If driving is the answer to quell your uncontrollable thirst for adventure, then a few places or areas can be as rewarding to the experience than driving on the highways.
The pleasure of driving on the highways is one of the rare joys of an adventure-fuelled life. In a way, you are coaxed into hitting the gas hard without caring an iota about the world. But once out there, you’ve got to be mindful of several do’s and dont’s, among them, stopping by at various toll plazas and fuel stations to do the needful.
In such times, a thing or two that can add to your convenience can be highly rewarding- isn’t it? Perhaps this is exactly where the Fastags, or, in layman terms, the government-approved smart cards made for payment of toll on highways comes into play.
And to that end, it is worthwhile to know that paying the mandatory toll charges is now very much possible using Fastag 2.0, a newer version of the smart cards.
So how does this work and what are you to do, exactly?
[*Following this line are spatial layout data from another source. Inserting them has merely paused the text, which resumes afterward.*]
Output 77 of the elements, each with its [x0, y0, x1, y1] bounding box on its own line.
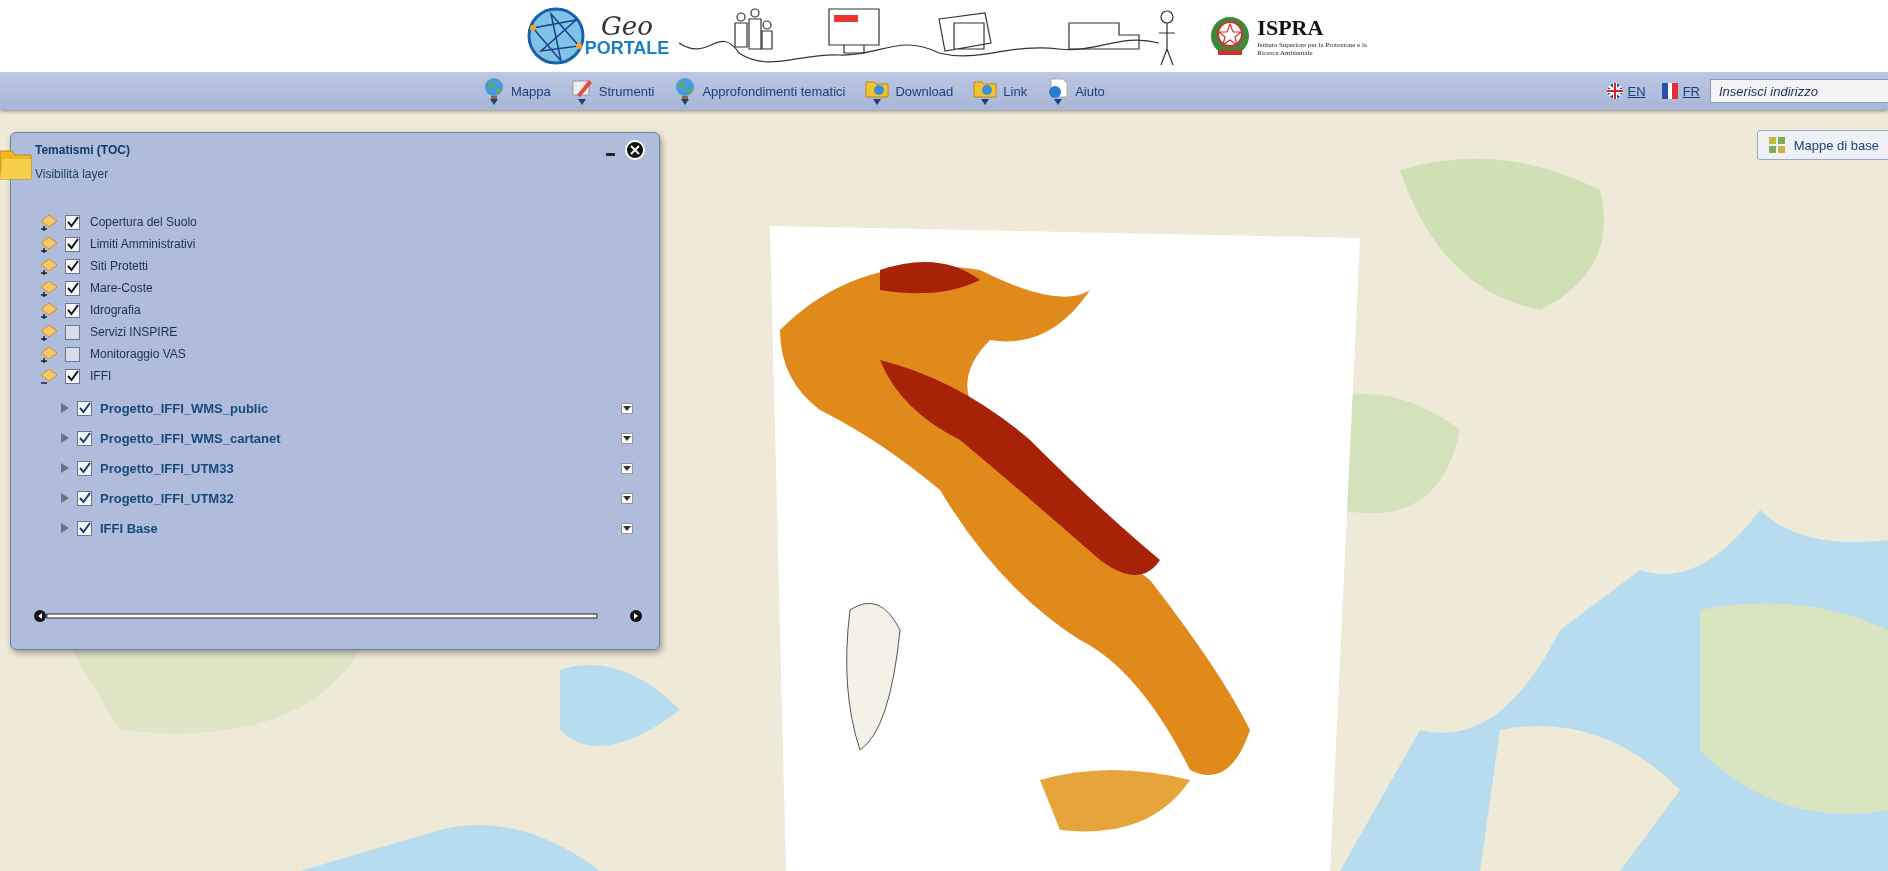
address-search-field[interactable]: Inserisci indirizzo [1710, 79, 1888, 103]
layer-label: Idrografia [90, 303, 141, 317]
checkbox[interactable] [77, 520, 92, 536]
dropdown-arrow-icon [577, 99, 586, 105]
layer-label: IFFI Base [100, 520, 159, 536]
layer-label: Servizi INSPIRE [90, 325, 178, 339]
layer-folder-icon[interactable] [39, 367, 59, 385]
checkbox[interactable] [77, 490, 92, 506]
options-dropdown-button[interactable] [621, 462, 633, 474]
layer-label: Progetto_IFFI_UTM33 [100, 460, 235, 476]
language-link[interactable]: EN [1606, 83, 1646, 99]
layer-label: Progetto_IFFI_WMS_cartanet [100, 430, 282, 446]
flag-icon [1661, 83, 1678, 99]
tools-icon [570, 77, 593, 99]
menu-item[interactable]: Mappa [483, 77, 551, 105]
checkbox[interactable] [65, 302, 80, 318]
layer-folder-icon[interactable] [39, 257, 59, 275]
checkbox[interactable] [65, 214, 80, 230]
logo-text: PORTALE [584, 39, 670, 59]
layer-label: Progetto_IFFI_WMS_public [100, 400, 270, 416]
menu-item[interactable]: Aiuto [1047, 77, 1105, 105]
dropdown-arrow-icon [1054, 99, 1063, 105]
dropdown-arrow-icon [873, 99, 882, 105]
layer-folder-icon[interactable] [39, 345, 59, 363]
checkbox[interactable] [77, 430, 92, 446]
close-button[interactable] [625, 140, 645, 160]
checkbox[interactable] [77, 460, 92, 476]
menu-item[interactable]: Approfondimenti tematici [674, 77, 846, 105]
checkbox[interactable] [77, 400, 92, 416]
layer-folder-icon[interactable] [39, 235, 59, 253]
close-icon [630, 145, 640, 155]
menu-item[interactable]: Download [865, 77, 954, 105]
expand-arrow-icon[interactable] [61, 523, 69, 533]
layer-folder-icon[interactable] [39, 279, 59, 297]
options-dropdown-button[interactable] [621, 402, 633, 414]
expand-arrow-icon[interactable] [61, 463, 69, 473]
basemap-button[interactable]: Mappe di base [1756, 130, 1888, 160]
layer-label: Monitoraggio VAS [90, 347, 186, 361]
expand-arrow-icon[interactable] [61, 403, 69, 413]
emblem-icon [1209, 14, 1252, 58]
checkbox[interactable] [65, 280, 80, 296]
layer-label: Progetto_IFFI_UTM32 [100, 490, 235, 506]
checkbox[interactable] [65, 368, 80, 384]
layer-folder-icon[interactable] [39, 213, 59, 231]
layer-label: Limiti Amministrativi [90, 237, 196, 251]
layer-label: Siti Protetti [90, 259, 149, 273]
expand-arrow-icon[interactable] [61, 493, 69, 503]
panel-title: Tematismi (TOC) [35, 143, 130, 157]
options-dropdown-button[interactable] [621, 522, 633, 534]
language-link[interactable]: FR [1661, 83, 1700, 99]
menu-item[interactable]: Strumenti [570, 77, 655, 105]
dropdown-arrow-icon [490, 99, 498, 105]
checkbox[interactable] [65, 236, 80, 252]
layer-folder-icon[interactable] [39, 301, 59, 319]
grid-icon [1767, 136, 1786, 154]
help-icon [1047, 77, 1070, 99]
checkbox[interactable] [65, 258, 80, 274]
horizontal-scrollbar[interactable] [33, 609, 643, 623]
options-dropdown-button[interactable] [621, 432, 633, 444]
layer-label: Copertura del Suolo [90, 215, 197, 229]
agency-name: ISPRA [1257, 14, 1325, 41]
dropdown-arrow-icon [981, 99, 990, 105]
layer-label: Mare-Coste [90, 281, 153, 295]
panel-subtitle: Visibilità layer [35, 167, 110, 181]
checkbox[interactable] [65, 346, 80, 362]
layer-label: IFFI [90, 369, 112, 383]
flag-icon [1606, 83, 1623, 99]
globe-icon [483, 77, 505, 99]
checkbox[interactable] [65, 324, 80, 340]
globe-icon [674, 77, 697, 99]
layer-folder-icon[interactable] [39, 323, 59, 341]
minimize-button[interactable] [606, 152, 615, 156]
logo-script: Geo [601, 13, 653, 40]
dropdown-arrow-icon [681, 99, 690, 105]
menu-item[interactable]: Link [973, 77, 1028, 105]
options-dropdown-button[interactable] [621, 492, 633, 504]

A piece of great news for drivers out there is that the fastags that were hitherto put to use for paying charges at the toll plazas can soon be used to buy fuel.
If that’s not an encouraging piece of news, then one wonders, what is?
Among the banks to have already secured a green signal from the revered RBI is the famous IDFC First Bank, the first in line to get the clearance.
Thus far, a final name for the Fastag 2.0 is yet to be elected but for the time being, one’s keeping the name simply as Fastag 2.0.
But the aspect of name kept aside, it’s really a matter of great convenience for those out on the roads and highways that with an item like the Fastag 2.0, one can now easily make payment for both toll (charges) as well as fuel.
As it is, these are two of the commonest commodities one ends up spending most of the money on. And to that end, adopting cashless transactions is the order of the day. Hence, Fastag 2.0.
The Hindu Business Line made elaborate observations on the developing story and happened to share the following:
In total, 22 banks issue Fastags, with ICICI, SBI and PayTM Bank accounting for a major chunk. The Road Ministry, the National Highway Authority of India (NHAI) and the Indian Highways Management Company Ltd (IHMCL) in which the NHAI, several road developers and banks have an equity stake, have been working towards making Fastags more widely acceptable.
Where the Indian roads stand then there are some 450 toll plazas on the country’s national highways. That number alone suffices to give a brief example of the sheer bulk of transactions that one witnesses on a daily (grind) basis.
Soon, if everything falls into the order of approvals and permissions then the Fastags may also be used for the payment of the simplest of monetary transactions, such as the parking fees.